Villa-Lobos Piano Works, Vol 8

  • Guia pratico, No. 1, De flor em flor
  • Guia pratico, No. 2, Atché
  • Guia pratico, No. 3, Nésta rua
  • Guia pratico, No. 4, Fui no itororó
  • Guia pratico, No. 5, Mariquita muchaca
  • Guia pratico, No. 6, No jardim celestial
  • Guia pratico, No. 1, O anel
  • Guia pratico, No. 2, Nigue ninhas
  • Guia pratico, No. 3, Pobre cega (version 1)
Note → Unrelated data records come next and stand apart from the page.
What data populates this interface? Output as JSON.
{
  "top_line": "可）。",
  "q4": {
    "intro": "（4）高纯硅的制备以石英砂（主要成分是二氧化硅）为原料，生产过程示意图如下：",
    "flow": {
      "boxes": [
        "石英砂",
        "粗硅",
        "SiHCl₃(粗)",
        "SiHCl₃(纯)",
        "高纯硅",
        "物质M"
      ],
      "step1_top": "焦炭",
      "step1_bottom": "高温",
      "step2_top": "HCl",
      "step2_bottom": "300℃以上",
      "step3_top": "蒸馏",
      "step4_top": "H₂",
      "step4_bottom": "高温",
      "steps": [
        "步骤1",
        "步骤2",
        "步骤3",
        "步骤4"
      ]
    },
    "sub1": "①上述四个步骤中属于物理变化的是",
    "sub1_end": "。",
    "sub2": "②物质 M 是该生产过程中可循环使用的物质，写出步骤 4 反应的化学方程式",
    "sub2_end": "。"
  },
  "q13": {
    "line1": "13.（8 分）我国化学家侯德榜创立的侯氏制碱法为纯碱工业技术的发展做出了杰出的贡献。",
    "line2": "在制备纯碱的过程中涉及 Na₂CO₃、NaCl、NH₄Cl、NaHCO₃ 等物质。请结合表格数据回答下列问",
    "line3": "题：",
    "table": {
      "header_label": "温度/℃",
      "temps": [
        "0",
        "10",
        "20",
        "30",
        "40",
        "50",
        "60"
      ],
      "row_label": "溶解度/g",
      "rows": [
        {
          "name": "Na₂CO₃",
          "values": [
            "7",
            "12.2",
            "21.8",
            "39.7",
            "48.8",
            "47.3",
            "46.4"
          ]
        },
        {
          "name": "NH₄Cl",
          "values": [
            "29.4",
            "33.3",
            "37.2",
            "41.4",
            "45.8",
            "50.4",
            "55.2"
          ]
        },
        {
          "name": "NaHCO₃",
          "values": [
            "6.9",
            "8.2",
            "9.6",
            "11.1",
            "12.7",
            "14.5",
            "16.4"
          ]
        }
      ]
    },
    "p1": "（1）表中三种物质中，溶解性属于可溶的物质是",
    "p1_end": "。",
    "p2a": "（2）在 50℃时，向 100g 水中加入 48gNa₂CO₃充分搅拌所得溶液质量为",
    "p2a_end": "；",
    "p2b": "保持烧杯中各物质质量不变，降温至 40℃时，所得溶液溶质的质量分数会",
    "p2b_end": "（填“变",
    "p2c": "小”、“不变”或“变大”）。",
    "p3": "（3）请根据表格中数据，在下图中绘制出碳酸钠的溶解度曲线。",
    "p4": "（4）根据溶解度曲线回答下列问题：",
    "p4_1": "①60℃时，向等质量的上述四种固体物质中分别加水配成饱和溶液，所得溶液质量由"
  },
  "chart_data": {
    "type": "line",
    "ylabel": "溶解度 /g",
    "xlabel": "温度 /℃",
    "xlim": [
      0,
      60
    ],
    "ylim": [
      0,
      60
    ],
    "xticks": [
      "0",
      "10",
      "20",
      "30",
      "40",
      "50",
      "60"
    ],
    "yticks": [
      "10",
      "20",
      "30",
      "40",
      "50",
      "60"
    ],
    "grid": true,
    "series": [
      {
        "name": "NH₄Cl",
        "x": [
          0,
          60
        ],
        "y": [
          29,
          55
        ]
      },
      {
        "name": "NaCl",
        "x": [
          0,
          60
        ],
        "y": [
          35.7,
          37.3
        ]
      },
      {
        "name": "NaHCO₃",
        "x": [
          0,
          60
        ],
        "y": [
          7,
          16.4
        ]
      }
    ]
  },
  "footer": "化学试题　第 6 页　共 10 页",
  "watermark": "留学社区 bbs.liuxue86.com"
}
  • Guia pratico, No. 4, A cotia
  • Guia pratico, No. 5, Vida formosa
  • Guia pratico, No. 6, Vida o caranval
  • Ibericárabe
  • Suite infantil No. 1
  • Suite infantil No. 2
  • Marqueza de Santos, Gavota-Chôro
  • Marqueza de Santos, Valsinha-Brasileira
  • Guia Prático, Vol 1

With Volume 8 of the piano music of Villa- Lobos, Sonia Rubinsky reaches a triumphant end to a long, complex and luxuriant journey. And to an even greater extent than in the earlier issues she relishes every twist and turn of Brazil’s ever-varied genius, playing with an enviable virtuosity, warmth and affection. And here, in a disc that includes five world-premiere recordings, she illustrates ideally her chosen composer’s statement of intent, namely his wish to subsume the widest variety of influences into a grateful sense of national identity and his burning love of his native Brazil. Volume 8 extends Volume 5 by completing the Guia prático, a 137- piece tribute to Villa-Lobos’s love of children; music where early innocence is recalled through sophisticated adult eyes and ears. How Rubinsky relishes the alternately spry and gracious waltz of “Constancia”, the charm of “Ba, Be, Bi, Bo, Bu”, or the syncopated dance rhythms, piquantly harmonised, of Nos 95 and 105. The two “Infantil” Suites elaborate the mix into a near- Scriabinesque etude in “No Balanco” and a melody peppered with rapid bouncing staccatos in “Allegretto” (Second Suite, No 3). Ibericarabe (transcribed by Lucília Guimarães Villa-Lobos, the composer’s first wife) is more familiar territory with sumptuously deployed melody wreathed round in intricate figuration, and there is much, much more to enjoy, ponder over and occasionally reject (Villa-Lobos’s vast output led to inevitable unevenness). This is a magnificent conclusion to a formidable undertaking, recorded in ideal sound. And now, although Rubinsky may well wish for a break from Brazil, it would be wonderful to hear her in Camargo Guarnieri (Brazil’s second most prominent composer). How can she resist the 50 Ponteios for a start?